出た相手は、掛けてきたのがおれだと知るとこいつは驚きだと言った。
『どうしたんだ。復帰すんのか?』
「いいえ、ちょっと教えてほしいことがあるだけですよ。〈○町獄中結婚妻殺し〉って知りませんか?」
電話の向こうで相手が表情を変えるのがわかる。
『どこでその話を知った?』
「おやじさんだけど……そんなどえらい事件なのかな」
『そうじゃないがね。ちょっと賭けをしてるんだ』
あきれた。「やっぱりやってるやつがいるんだ? 詳しいことを教えてほしいんですが」
『まかしとけ。後でおたくの店に行くよ』
「え? 別に賭けるんじゃないよ」
言ったときには切れちゃってた。店を開けてしばらくするとやって来た。しょうがないから一杯奢る。この人物には、以前ずいぶん世話になった。今日は賭けのシステムについて教えてくれた。悪い遊びをする仲間がかなり大勢いるようだ。
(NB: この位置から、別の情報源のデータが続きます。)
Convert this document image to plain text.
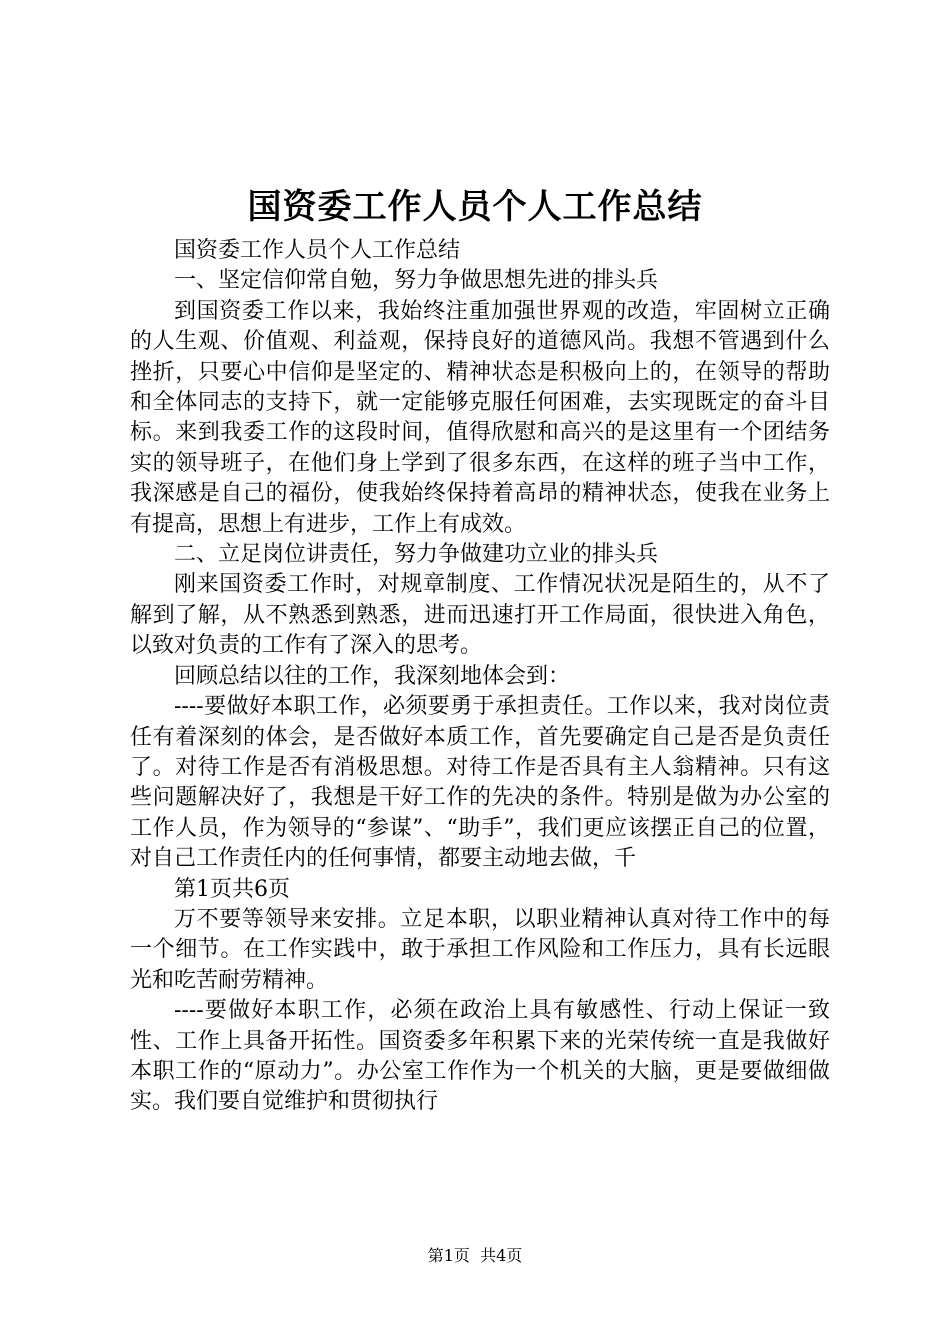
国资委工作人员个人工作总结

国资委工作人员个人工作总结

一、坚定信仰常自勉，努力争做思想先进的排头兵

到国资委工作以来，我始终注重加强世界观的改造，牢固树立正确的人生观、价值观、利益观，保持良好的道德风尚。我想不管遇到什么挫折，只要心中信仰是坚定的、精神状态是积极向上的，在领导的帮助和全体同志的支持下，就一定能够克服任何困难，去实现既定的奋斗目标。来到我委工作的这段时间，值得欣慰和高兴的是这里有一个团结务实的领导班子，在他们身上学到了很多东西，在这样的班子当中工作，我深感是自己的福份，使我始终保持着高昂的精神状态，使我在业务上有提高，思想上有进步，工作上有成效。

二、立足岗位讲责任，努力争做建功立业的排头兵

刚来国资委工作时，对规章制度、工作情况状况是陌生的，从不了解到了解，从不熟悉到熟悉，进而迅速打开工作局面，很快进入角色，以致对负责的工作有了深入的思考。

回顾总结以往的工作，我深刻地体会到：

----要做好本职工作，必须要勇于承担责任。工作以来，我对岗位责任有着深刻的体会，是否做好本质工作，首先要确定自己是否是负责任了。对待工作是否有消极思想。对待工作是否具有主人翁精神。只有这些问题解决好了，我想是干好工作的先决的条件。特别是做为办公室的工作人员，作为领导的“参谋”、“助手”，我们更应该摆正自己的位置，对自己工作责任内的任何事情，都要主动地去做，千

第1页共6页

万不要等领导来安排。立足本职，以职业精神认真对待工作中的每一个细节。在工作实践中，敢于承担工作风险和工作压力，具有长远眼光和吃苦耐劳精神。

----要做好本职工作，必须在政治上具有敏感性、行动上保证一致性、工作上具备开拓性。国资委多年积累下来的光荣传统一直是我做好本职工作的“原动力”。办公室工作作为一个机关的大脑，更是要做细做实。我们要自觉维护和贯彻执行

第1页  共4页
「聞きたいのは賭けじゃなく、事件についてなんですけど」
「だってビデオ見たんだろ。それ以上何を知りたいことがあんだよ」
「『なんでそいつと結婚する女がいるのか』」
「ははは」笑った。「そりゃ、確かに最大の謎だ」
二杯目を出した。
「まさか、本気で聞いてんのか?」
「そう」
もちろん本気だった。知りたかった。彼女の言葉、笑顔の意味を。『わたしは幸せ、結婚して本当に良かった』――それはかつて、おれが聞きたいと願っていた言葉だった。見たかった笑顔だった。なのにそれが、今おれを通り越して、受け取る資格のない人間に向けられている。おれにはそれが許せなかった。
「そんな怖い顔しなくていいだろ」
笑ってやった。でももっと怖い顔になったと思う。
「まあね。気持ちはわからないでもないよ」
紙の束を取り出して寄越した。自作の資料で公判の日付や検事弁護士裁判官その他もろもろの名前が記され、細かなメモがついている。この男には、マスコミの記者も情報を買いに行くという。ヒマにまかせて裁判所に入り浸ってる傍聴マニアで、自分で見てない審理でも頼めば調べてくれるのだ。
もうひとつ紙の束をくれて、
「それに、これだ。まあ、あんたが知りたいことの答になるとは思えないが」
「なんですかこれ」
「そうだな。テレビドラマだな」
「はん?」
「だからさ、ドラマの法廷もんて、どれもみんな同じだろ。『本当のことを言ってください! あなたはひとでなしなんかじゃない。事実はこれこれこうだったのではないですか?』とか言っちゃって泣いて泣いて、みんなが泣いて判決は無罪。ラストで弁護士の助手が言う、『先生、世の中に本当に悪い人なんかいないんですね!』」
「見てんの? そんなの」
「見ちゃうんだ。とにかく、へっぽこ刑事やネチネチ検事なんかにはわかりっこない真実に主役の熱血弁護士だけがたどり着くことができたんだ、と。そういう仕掛けになってるわけだな」
「うん」
「ほんとの裁判でも、弁護士は同じように言うわけさ。『事実は検察の主張と違います。さあ今から、わたしにだけ打ち明けた通り話してください』と。ただドラマと違うのは、反対質問でボコボコにされる」
「だよね」
「これもそういう〈本当の話〉さ。ただ役者がまずかったね。弁護士の入れ知恵らしいのも混じっちゃいるけど、ほとんど独演になっちゃって」
「何それ。どういうことですか」
「読めばわかるよ。退屈はしないね」
退屈するものがいいと思った。イカレた話はもうこの辺でたくさんだ。次の客が入ってきたので話題を天気に切り替えた。それで資料はしまっておいて、最後の客が出てった後で引っ張り出して読んでみた。やっぱり頭がクラクラするようなシロモノだった。おれはウォッカをグラスに注いで飲みながら、本当にまったくなんでなんだって、なぜにどうしてこんなのと結婚する女がいるのか考えてみようとしたけれど、悪酔いすると思ってやめた。店を閉めようと立ち上がりかけた、そのときに、ドアを開けて女がひとり入ってきた。